La Young, assieme a Christine Parsons ed altri ricercatori hanno scansionato il cervello di 28 persone mentre ascoltavano i “piagnistei” di bambini e adulti e vocalizzi di animali in pericolo o sotto stress.
Il risultato ha dato prova che l’attività cerebrale dei volontari era molto più intensa quando ascoltavano il pianto dei bambini rispetto a tutti gli altri suoni.
Inoltre, la reazione del cervello ai vagiti era la più rapida: mediamente 100 millisecondi.

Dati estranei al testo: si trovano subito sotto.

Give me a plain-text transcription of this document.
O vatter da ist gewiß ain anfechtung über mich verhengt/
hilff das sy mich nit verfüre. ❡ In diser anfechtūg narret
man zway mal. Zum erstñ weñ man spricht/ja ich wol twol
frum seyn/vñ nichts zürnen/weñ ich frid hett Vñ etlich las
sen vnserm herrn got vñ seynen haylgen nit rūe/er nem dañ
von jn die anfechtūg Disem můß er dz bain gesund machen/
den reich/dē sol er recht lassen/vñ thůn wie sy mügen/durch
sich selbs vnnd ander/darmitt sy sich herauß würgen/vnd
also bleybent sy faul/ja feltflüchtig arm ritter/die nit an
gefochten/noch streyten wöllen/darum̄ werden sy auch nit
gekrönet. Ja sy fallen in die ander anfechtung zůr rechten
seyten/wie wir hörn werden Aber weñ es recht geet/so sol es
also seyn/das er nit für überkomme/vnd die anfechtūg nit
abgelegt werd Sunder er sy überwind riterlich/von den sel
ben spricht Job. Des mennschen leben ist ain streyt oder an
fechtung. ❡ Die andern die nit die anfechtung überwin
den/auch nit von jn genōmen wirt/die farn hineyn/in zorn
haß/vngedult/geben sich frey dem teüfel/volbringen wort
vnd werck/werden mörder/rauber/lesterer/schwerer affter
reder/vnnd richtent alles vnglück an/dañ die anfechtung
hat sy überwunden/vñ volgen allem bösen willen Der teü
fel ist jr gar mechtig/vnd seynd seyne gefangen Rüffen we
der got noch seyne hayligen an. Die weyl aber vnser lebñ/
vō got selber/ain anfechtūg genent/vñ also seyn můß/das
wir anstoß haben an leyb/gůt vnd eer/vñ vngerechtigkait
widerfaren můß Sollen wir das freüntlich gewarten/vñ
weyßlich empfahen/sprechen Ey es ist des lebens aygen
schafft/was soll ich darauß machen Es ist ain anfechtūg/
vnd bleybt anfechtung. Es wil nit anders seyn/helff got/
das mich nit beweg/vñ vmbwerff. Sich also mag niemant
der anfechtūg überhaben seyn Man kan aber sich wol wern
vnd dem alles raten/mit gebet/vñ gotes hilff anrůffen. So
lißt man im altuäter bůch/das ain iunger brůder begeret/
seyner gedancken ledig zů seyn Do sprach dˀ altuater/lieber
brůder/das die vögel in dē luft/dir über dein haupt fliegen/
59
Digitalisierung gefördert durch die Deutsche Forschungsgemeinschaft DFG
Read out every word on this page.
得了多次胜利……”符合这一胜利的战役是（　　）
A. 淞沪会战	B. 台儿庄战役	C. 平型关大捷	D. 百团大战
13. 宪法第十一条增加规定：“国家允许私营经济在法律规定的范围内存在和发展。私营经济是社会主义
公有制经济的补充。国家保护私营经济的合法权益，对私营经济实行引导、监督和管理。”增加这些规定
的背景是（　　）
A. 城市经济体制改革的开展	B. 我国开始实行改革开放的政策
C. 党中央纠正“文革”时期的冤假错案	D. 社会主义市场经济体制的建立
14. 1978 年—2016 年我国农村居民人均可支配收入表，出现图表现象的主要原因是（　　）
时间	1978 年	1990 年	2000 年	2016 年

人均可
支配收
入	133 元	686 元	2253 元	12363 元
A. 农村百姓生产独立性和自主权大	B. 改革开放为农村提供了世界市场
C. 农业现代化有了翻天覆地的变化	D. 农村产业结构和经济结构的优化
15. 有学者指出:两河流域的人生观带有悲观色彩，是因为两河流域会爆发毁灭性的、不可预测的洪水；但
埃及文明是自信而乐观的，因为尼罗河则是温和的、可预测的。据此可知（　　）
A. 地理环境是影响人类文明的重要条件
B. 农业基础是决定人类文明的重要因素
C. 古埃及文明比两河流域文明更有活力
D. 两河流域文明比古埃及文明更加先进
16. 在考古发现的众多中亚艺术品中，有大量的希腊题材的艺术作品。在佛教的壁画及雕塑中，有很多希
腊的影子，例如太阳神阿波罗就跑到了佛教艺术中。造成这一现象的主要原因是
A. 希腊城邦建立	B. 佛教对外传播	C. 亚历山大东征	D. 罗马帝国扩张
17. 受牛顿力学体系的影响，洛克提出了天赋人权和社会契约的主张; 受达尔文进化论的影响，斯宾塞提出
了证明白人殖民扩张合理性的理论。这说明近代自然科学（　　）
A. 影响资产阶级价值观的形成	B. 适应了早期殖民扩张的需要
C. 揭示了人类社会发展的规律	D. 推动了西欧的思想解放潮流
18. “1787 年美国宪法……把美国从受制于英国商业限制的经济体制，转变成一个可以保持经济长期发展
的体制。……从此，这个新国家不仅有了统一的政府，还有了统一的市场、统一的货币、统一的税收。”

Questa risposta è stata registrata principalmente in due regioni del cervello. Una è il giro temporale medio, un’area coinvolta nell’elaborazione emotiva e del linguaggio; l’altra area è la corteccia orbitofrontale, una zona ben nota per il suo ruolo chiave nel cosiddetto circuito della ricompensa (cioé di quello che ci da un senso di appagamento e piacere).
Curiosamente, la recettività degli adulti era la stessa, indipendentemente dal fatto che avessero figli o meno.
Per approfondire |
L’esito dimosatra a chiare lettere che il nostro cervello è strutturato per sintonizzarsi sul pianto di un bambino, così da provvedere con prontezza ai suoi bisogni.
A riprova di quanto emerso Il team ha condotto un altro esperimento.
In questa seconda fase i partecipanti hanno giocato ad un videogioco in cui conta la velocità dei riflessi, prima e dopo aver ascoltato dei suoni (tra cui, ovviamente, il pianto di un neonato).
Bene, dopo aver sentito gli strilli dei piccoli la reazione era molto più rapida e precisa a confronto di prima e a paragone con gli altri vocalizzi.